Initiating the discussion, the session chair Ruby Sinha, MD Kommune Brand Communications said: “There are only 14 per cent women entrepreneurs in India and this suggests that there is lack of support from all the stakeholders.” Agreed Rashi Narang Founder, ‘Heads Up for Tails’. “It does have its own challenge but I always wanted to be an entrepreneur. In fact, I did not face much opposition from family – on the contrary, got full family support. However, I didn't have much knowledge about it back then so it was a bumpy ride for me,” Narang said recalling her journey and achievements.
Moving from family support system to the systemic support, Narang said: “There was no policy support when I had started which is there now but the complicated laws make it difficult to manage.
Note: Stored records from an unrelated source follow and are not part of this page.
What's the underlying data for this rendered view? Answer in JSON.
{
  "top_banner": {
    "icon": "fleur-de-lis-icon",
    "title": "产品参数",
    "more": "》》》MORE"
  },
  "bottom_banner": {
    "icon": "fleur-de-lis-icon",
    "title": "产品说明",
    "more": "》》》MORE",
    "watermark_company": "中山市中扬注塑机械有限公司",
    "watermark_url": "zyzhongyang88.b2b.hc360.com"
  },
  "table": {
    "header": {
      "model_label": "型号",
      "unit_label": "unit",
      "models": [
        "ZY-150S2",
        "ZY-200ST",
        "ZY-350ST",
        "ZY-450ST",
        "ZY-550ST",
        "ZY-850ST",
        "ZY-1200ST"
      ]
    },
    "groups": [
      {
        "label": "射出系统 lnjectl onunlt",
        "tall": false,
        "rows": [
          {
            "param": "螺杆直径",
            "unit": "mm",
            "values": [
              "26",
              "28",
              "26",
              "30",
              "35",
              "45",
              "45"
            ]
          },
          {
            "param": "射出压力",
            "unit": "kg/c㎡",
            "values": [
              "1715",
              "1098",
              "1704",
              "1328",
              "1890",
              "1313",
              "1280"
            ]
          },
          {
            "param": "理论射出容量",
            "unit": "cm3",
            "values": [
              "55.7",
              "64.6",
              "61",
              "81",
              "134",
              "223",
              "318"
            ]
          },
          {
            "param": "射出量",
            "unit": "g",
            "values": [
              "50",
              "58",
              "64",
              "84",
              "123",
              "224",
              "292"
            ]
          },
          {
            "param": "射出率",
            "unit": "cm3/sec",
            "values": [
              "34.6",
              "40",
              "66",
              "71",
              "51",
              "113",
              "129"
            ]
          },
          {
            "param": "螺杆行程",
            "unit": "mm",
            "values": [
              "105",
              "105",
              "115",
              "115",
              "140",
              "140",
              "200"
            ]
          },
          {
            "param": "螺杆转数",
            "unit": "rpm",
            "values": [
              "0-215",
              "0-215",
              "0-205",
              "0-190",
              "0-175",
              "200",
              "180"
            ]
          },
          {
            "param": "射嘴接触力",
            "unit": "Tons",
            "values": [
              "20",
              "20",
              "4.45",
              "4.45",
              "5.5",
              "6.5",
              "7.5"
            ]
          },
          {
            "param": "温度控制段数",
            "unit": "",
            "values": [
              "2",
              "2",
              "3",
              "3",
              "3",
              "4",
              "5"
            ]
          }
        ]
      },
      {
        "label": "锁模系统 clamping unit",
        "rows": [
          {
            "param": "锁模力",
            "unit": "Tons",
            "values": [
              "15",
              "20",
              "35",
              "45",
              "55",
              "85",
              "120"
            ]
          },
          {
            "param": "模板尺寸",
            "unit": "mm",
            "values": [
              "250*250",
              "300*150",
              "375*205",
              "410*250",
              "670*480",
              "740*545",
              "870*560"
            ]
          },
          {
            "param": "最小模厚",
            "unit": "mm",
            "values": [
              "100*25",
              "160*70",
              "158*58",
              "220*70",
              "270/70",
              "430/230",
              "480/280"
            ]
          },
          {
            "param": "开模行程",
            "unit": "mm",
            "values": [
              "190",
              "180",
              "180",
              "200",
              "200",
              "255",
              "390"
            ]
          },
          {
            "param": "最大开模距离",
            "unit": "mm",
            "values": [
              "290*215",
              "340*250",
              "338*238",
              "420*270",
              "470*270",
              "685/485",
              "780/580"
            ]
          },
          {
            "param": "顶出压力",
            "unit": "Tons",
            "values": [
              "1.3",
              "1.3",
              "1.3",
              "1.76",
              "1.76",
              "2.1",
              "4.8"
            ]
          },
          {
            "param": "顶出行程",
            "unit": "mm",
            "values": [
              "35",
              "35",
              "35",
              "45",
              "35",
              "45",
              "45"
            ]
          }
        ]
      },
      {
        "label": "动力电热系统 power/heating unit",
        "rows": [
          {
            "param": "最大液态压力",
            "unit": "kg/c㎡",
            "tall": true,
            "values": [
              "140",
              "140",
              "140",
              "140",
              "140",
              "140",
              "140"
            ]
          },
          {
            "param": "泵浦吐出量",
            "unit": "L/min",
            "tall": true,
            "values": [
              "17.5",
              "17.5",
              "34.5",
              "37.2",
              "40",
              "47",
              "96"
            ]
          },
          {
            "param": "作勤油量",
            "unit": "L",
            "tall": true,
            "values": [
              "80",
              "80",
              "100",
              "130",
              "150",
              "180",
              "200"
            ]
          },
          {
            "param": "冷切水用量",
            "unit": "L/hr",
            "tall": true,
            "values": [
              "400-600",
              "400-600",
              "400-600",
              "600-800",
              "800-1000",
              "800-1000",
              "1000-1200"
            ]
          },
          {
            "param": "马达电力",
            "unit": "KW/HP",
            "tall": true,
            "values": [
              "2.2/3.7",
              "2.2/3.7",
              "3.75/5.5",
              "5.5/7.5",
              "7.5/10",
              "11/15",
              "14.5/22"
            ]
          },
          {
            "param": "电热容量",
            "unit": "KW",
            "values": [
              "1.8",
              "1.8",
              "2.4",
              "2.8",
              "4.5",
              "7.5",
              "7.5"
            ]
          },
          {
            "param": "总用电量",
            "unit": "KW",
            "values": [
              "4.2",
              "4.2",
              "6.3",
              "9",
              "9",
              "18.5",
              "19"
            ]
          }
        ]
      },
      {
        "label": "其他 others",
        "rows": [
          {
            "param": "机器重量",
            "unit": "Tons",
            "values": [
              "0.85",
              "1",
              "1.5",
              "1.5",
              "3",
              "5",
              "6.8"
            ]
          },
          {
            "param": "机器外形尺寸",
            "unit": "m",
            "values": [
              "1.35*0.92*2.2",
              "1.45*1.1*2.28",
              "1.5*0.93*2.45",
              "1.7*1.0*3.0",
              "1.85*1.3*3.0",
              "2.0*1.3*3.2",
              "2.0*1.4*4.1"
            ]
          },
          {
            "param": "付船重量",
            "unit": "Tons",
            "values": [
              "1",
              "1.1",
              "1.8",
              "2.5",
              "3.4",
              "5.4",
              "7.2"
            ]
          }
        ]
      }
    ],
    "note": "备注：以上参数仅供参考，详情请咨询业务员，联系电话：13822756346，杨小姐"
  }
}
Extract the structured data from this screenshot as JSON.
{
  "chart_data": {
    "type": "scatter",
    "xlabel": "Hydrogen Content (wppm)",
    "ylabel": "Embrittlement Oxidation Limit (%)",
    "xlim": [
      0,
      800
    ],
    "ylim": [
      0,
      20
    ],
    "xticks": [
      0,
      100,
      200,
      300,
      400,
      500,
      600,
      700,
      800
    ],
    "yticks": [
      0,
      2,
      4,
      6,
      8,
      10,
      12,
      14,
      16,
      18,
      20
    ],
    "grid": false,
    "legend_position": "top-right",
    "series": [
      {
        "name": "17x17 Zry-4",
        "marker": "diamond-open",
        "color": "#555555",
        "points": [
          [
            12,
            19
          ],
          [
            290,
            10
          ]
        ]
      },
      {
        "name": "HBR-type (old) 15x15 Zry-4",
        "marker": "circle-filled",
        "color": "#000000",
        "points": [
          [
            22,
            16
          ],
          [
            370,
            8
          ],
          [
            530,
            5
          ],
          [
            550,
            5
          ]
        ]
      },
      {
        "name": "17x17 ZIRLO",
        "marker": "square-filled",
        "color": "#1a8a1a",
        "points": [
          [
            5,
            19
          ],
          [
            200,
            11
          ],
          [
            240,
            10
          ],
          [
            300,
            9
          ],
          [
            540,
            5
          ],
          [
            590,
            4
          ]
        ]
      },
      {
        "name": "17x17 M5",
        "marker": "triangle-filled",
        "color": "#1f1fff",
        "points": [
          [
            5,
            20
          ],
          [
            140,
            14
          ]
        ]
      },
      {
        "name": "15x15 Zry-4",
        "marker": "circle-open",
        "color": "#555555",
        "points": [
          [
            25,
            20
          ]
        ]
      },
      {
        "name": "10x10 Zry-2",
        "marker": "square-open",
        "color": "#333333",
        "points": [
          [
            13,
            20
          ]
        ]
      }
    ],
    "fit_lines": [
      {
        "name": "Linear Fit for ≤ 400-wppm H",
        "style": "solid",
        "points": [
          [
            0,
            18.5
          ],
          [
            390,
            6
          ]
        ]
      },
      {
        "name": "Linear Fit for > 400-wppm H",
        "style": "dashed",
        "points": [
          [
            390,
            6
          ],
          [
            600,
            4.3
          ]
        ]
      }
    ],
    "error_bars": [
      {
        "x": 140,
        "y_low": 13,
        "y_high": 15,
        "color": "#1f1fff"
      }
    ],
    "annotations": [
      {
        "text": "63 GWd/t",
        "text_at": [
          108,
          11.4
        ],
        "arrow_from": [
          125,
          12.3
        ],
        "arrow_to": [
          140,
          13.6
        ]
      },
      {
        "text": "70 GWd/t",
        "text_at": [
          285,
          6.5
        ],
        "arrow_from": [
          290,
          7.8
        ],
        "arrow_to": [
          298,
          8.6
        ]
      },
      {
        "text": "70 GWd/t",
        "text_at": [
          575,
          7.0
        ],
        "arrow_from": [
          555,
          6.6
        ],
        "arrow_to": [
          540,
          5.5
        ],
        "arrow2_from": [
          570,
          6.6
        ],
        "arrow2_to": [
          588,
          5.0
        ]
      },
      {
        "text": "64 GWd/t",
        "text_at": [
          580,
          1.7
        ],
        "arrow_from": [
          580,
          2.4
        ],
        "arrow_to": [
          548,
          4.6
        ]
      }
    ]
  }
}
We as women are more committed to prove ourselves and that's why an investor should have more faith in us,” said Narang.
Participating in the discussion, Shanu Mehta Co-Founder MMC Convert raised the issue of investors adopting a differential approach towards women compared to the men when it comes to fundraising. “Especially if the woman is from a non-technical background. But for men, they are termed as leaders,” Mehta said terming ‘entrepreneurship’ as a gender-neutral field amidst a round of applause from the audience.
For Parbati Bhattacharya, Director, Wanderers Footprint, the journey was ‘difficult’ to say the least. “…But I did it as I had the vision to do it,” she said. “Across the globe women tend to play different roles side-by-side. But when it comes to financing and funding, it has always been difficult,” said Bhattacharya.
Citing an example of how there is a visible difference between the Urban India and the rest of the country, Sanjeeva Shivesh Founder and CEO of The Entrepreneurship School said: “At least, Urban India is changing rapidly in terms of their mindset“. Shivesh applauded the Women Football League that started recently. However, Shivesh was unhappy with the outcome of the Atal Innovation Mission, a central government initiative to support and encourage home-grown entrepreneurs. “It has not started in the way it should have,” he said. Shivesh cited raising finance as “a major challenge” for the entrepreneurs.